This is the final day of my final week as co-editor of The Comics Journal. As you might expect, this event inspires mixed emotions. On one hand, it's been eight-plus years of headaches and elevated blood pressure and late nights and early mornings and I'm ready to move on to a more normal life; on the other, the Comics Journal is one of my favorite publications of any kind, it's held a central place in my imaginative life for nearly as long as I can remember, and it's an honor to be associated with it in any way. I'm not sure I've really come to grips with the fact that it's over.
While pondering this farewell, I've considered discussing the transformations that have taken place over the last eight years, both in comics and in internet publishing, but I'm not sure I have much to say that isn't obvious, or that wouldn't seem out of place. Still, I didn't want to leave without any goodbye at all. I'm leaving for no dramatic reason, but because of changes in my professional and familial obligations that have been taking much more of my time over the last year or so. Tucker Stone will be staying on as editor of the site, and I'm sure he will do an outstanding job. He has big plans, and I can't wait to experience them as a reader.
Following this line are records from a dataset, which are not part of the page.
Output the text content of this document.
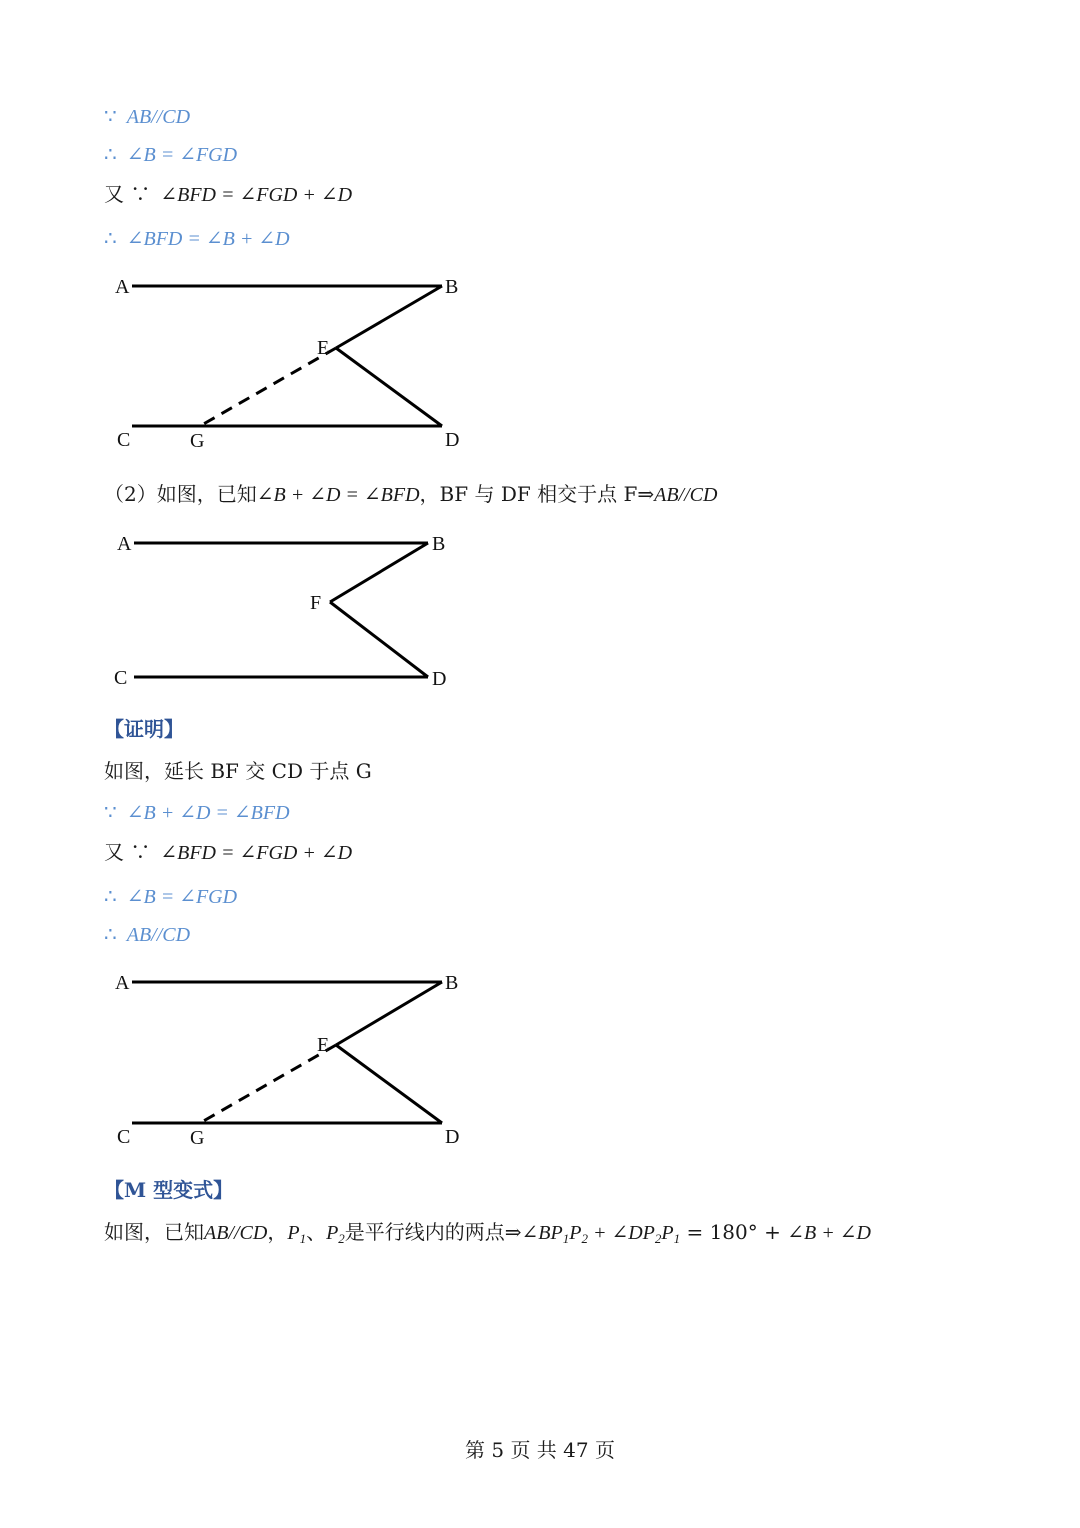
∵ AB//CD
∴ ∠B = ∠FGD
又 ∵ ∠BFD = ∠FGD + ∠D
∴ ∠BFD = ∠B + ∠D
A	B
E
C	G	D
（2）如图，已知∠B + ∠D = ∠BFD，BF 与 DF 相交于点 F⇒AB//CD
A	B
F
C	D
【证明】
如图，延长 BF 交 CD 于点 G
∵ ∠B + ∠D = ∠BFD
又 ∵ ∠BFD = ∠FGD + ∠D
∴ ∠B = ∠FGD
∴ AB//CD
A	B
E
C	G	D
【M 型变式】
如图，已知AB//CD，$P_1$、$P_2$是平行线内的两点$\Rightarrow\angle BP_1P_2$ + $\angle DP_2P_1 = 180^\circ$ + ∠B + ∠D
第 5 页 共 47 页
When I look back at my tenure here, my temperament leads me to focus on the missed opportunities and mistakes: articles that needed one more round of editing before publication, interviews that were never finished, emails and projects left undone. But that isn't the whole picture, and it's not the right note for today. Art matters, and so does this site. Because I do believe that even with all its faults, TCJ has for the last eight years been far and away the best, most consistent, most principled, and most thorough publication devoted to comics published in English, on or off the internet. I am proud of that.
So I want to focus on the positive today. Most importantly, I want to thank everyone who helped make TCJ the website that it is: Dan and Tucker, my co-editors, who more often than I'd like to admit did most of the work; Gary Groth, who gave us this opportunity, and whose responsibility for the ever-growing cultural health and relevance of comics over the last forty years can't be overstated; Kim Thompson, whose early encouragement and advice were immeasurably helpful; Kristy Valenti, who has put countless thankless hours into this site, and who deserves more recognition for her work; everyone else at Fantagraphics who has helped in innumerable ways; the site's many writers and contributors, too many to name individually, though of course I will always have a special place in my heart for the ones who came on to TCJ at the same time we launched, and those I personally edited; my collaborators at Comics Comics (Frank, Joe, Jeet, Nicole, Dash, Jason), the site before the site; Mike Reddy, who drew so many great illustrations at such short notice; my wife and family, who have been very understanding; the artists and publishers whose work makes all of this necessary and possible; our many critics and haters, who made this publication better, whether they meant to or not; and, of course, the readers, who make this site feel like a true community. (Any community worth the name includes a few village idiots.)
It is impossible to measure how much I've learned while editing this site, about not only comics, but everything that writing about comics intersects with, which is nearly everything. Thank you for supporting my education.